Le ministre de 40 ans d'origine lituanienne est un ancien cadre dirigeant d'un fonds suédois. Il avait promis à son arrivée d'utiliser les «méthodes les plus radicales» pour réformer le pays, en proie à une crise économique depuis près de deux ans. «Mon équipe et moi ne voulons pas servir de couverture à une corruption flagrante, être des marionnettes sous le contrôle de ceux qui veulent, à l'image de l’ancien pouvoir, établir un contrôle sur l'argent public», a encore justifié Aïvras Abromavicius.
«Des mesures actives visant à paralyser notre travail de réformes»
Il accuse Igor Kononenko, l'un des chefs de file du Bloc Porochenko au Parlement, considéré comme un proche conseiller du nouveau président ukrainien, de vouloir entraver son travail par «des mesures actives visant à paralyser notre travail de réformes». Selon le ministre démissionnaire, Igor Kononenko, appuyé par l'administration présidentielle, a tenté de lui imposer la nomination d'un adjoint chargé notamment de Naftogaz, société qui gère en particulier les difficiles relations avec le russe Gazprom.

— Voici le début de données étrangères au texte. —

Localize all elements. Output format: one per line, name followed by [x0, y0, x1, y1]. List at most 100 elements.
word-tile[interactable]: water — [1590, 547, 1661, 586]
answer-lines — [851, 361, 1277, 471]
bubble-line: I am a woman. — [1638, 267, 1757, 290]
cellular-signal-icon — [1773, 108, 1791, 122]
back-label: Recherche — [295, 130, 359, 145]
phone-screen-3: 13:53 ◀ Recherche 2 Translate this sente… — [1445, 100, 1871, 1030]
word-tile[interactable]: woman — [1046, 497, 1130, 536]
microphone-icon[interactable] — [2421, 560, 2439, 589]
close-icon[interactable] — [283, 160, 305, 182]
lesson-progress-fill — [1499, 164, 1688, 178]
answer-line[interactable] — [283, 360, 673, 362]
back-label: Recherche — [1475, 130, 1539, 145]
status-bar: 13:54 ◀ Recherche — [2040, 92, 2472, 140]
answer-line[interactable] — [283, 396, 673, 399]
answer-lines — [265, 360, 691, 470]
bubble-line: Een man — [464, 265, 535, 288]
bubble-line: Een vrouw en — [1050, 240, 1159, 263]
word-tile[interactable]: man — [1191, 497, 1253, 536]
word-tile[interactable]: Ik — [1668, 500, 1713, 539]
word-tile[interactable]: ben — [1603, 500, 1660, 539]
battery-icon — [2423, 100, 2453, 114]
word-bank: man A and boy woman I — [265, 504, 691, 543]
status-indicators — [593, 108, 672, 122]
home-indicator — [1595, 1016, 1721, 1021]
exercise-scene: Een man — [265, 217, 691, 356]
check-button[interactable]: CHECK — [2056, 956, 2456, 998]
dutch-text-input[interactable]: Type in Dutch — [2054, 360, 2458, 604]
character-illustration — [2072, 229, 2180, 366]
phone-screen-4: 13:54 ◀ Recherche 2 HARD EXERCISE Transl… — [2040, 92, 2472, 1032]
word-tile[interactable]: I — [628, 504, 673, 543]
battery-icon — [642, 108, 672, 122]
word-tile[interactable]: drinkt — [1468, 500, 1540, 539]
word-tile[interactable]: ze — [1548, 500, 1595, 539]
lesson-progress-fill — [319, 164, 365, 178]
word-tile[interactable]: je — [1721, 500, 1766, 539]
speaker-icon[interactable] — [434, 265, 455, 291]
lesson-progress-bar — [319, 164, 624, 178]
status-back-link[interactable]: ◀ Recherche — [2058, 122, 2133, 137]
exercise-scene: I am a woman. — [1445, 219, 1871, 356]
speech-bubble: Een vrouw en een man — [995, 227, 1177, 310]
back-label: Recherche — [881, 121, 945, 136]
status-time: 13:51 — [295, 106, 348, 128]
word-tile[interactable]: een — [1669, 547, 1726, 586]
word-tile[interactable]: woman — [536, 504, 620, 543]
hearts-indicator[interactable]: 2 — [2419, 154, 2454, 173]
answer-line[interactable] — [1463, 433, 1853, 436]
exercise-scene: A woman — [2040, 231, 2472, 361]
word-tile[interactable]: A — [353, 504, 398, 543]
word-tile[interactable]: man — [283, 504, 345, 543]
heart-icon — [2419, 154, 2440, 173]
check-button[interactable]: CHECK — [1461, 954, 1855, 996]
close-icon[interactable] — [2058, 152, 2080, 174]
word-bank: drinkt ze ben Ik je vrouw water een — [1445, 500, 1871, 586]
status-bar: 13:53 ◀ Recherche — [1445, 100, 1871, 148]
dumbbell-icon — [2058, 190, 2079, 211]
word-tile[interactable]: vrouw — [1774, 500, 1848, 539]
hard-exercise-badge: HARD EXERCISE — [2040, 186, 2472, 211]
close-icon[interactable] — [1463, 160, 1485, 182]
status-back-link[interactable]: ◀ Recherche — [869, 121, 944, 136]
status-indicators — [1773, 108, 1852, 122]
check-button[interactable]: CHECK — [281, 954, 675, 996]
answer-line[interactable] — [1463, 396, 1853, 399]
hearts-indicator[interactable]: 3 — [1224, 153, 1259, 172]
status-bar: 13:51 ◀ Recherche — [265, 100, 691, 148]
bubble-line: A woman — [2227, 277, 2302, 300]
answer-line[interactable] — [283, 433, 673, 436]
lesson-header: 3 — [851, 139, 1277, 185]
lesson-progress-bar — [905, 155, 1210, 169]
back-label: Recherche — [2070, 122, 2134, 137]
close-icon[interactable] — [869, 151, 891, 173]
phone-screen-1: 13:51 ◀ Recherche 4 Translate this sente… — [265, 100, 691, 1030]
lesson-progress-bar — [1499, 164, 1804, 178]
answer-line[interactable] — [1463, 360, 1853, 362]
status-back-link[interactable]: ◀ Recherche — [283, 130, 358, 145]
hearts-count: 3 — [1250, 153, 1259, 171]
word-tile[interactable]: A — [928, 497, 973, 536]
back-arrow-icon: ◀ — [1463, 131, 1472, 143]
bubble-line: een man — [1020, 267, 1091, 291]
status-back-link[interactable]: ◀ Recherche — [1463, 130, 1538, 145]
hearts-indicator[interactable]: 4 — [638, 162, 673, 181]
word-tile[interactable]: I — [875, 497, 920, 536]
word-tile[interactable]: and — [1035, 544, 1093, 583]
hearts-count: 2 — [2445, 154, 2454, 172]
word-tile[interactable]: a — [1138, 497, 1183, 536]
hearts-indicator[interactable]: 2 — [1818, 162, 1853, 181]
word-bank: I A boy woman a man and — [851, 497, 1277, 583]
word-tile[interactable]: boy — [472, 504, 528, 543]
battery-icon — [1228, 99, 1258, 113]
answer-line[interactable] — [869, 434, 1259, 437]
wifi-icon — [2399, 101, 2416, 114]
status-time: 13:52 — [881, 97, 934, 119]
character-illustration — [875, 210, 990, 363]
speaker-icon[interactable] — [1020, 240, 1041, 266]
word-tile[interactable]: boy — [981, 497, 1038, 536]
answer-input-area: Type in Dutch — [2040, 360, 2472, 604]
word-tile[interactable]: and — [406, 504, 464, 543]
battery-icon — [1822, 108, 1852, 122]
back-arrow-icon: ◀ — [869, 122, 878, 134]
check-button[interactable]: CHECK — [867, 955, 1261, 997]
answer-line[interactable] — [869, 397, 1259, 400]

«Je ne participerai pas à ce pillage», aurait-il alors répondu. Igor Kononenko a critiqué une «réaction émotionnelle» de l'ex-ministre. L'ambassadeur des Etats-Unis à Kiev, Geoffrey Pyatt, a salué sur son compte Twitter un «des grands champions des réformes du gouvernement».
One of the Ukrainian government's great champions of reform...and a believer in the future Ukraine's people deserve https://t.co/cwdnsl29OK
— Geoffrey Pyatt (@GeoffPyatt) 3 Février 2016
Abromavicius soutenu par Saakachvili
Les accusations de l'ex-ministre ont été appuyées par une autre figure importante de la lutte anti-corruption en Ukraine : le gouverneur de la région d'Odessa et ancien président géorgien, Mikheïl Saakachvili, en conflit ouvert avec le Premier ministre, Arseni Iatseniouk.
Il s'était vivement opposé au ministre ukrainien de l’Intérieur, Arsène Avakov, le 14 décembre dernier, le traitant d’«homme politique corrompu».
En octobre dernier, celui qui est accusé de corruption en Géorgie, a appelé à des changements radicaux au sein du système politique ukrainien, dans lequel des «politiciens de l’ombre» saccagent le budget de l’Etat. «En Ukraine, il y a un gouvernement fantôme et des décisions majeures sont prises par des acteurs de l’ombre. Les entreprises publiques font des milliards de dollars de bénéfices, dont l’Etat ne voit pas la couleur, mais qui finissent dans les poches de ce pouvoir politique parallèle», avait déclaré Mikheïl Saakachvili dans une interview au quotidien ukrainien Vissoki Zamok.